Worry about head injuries of ice hockey at all levels, low diversity The costs are burdensome for parents and prospective players, and Canadians are now investing their time and money in other sports. Demographic and socio-economic trends in the country and in sports suggest that the decline is not expected to reverse.

This shift came into focus over the summer.

One million people in Toronto celebrated Canada's first N.B.A. Championship in the Raptors' victory parade, which relates to the racial, cultural and socio-economic diversity of the team reflects the whole country, Two months later, 7.4 million Canadians saw Bianca Andreescu on TV defeated Serena Williams Win the United States Open and become Canada's first individual tennis grand slam master.

In this N.H.L. This season, Canadians are well on their way to seeing their lowest number of visitors in more than 15 seasons. Ottawa's senators only sell 60 percent of their tickets. and the Flames, the Edmonton Oilers and the Winnipeg Jets often play in front of hundreds of empty seats, Only the Toronto Maple Leafs and Vancouver Canucks have seen more visitors this season. (Not without reference: A Canadian team has not won the Stanley Cup since 1993.)

In the N.H.L. Draft in June, Only 69 of the 217 players selected, or 32 percent, were Canadians, the lowest total since the league expanded in 1969. Last season, N.H.L. Players who were Canadian were 43 percent, down from 59.6 percent in 2011-12. The N.H.L. is still almost exclusively white: Of the 999 players who played at least one game last season, 5 percent belonged to minorities.

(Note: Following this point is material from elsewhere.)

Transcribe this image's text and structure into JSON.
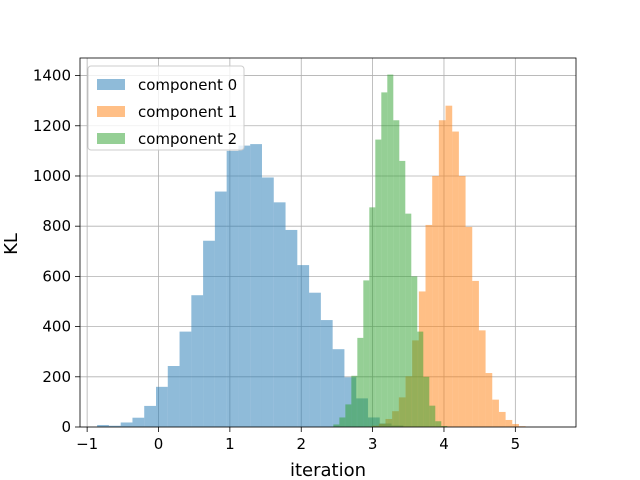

According to Statistics Canada, 22.3 percent of the population was colored in 2016.

Although more than 500,000 boys signed up for side hockey last year, the number of members of the Ontario Hockey Federation, the country's largest side hockey league, has decreased by 8.5 percent since the 2012/13 season. Hockey Québec, the second largest league, saw a 6.7 percent decline over the same period. According to Statistics Canada, the population of both provinces increased over the same period.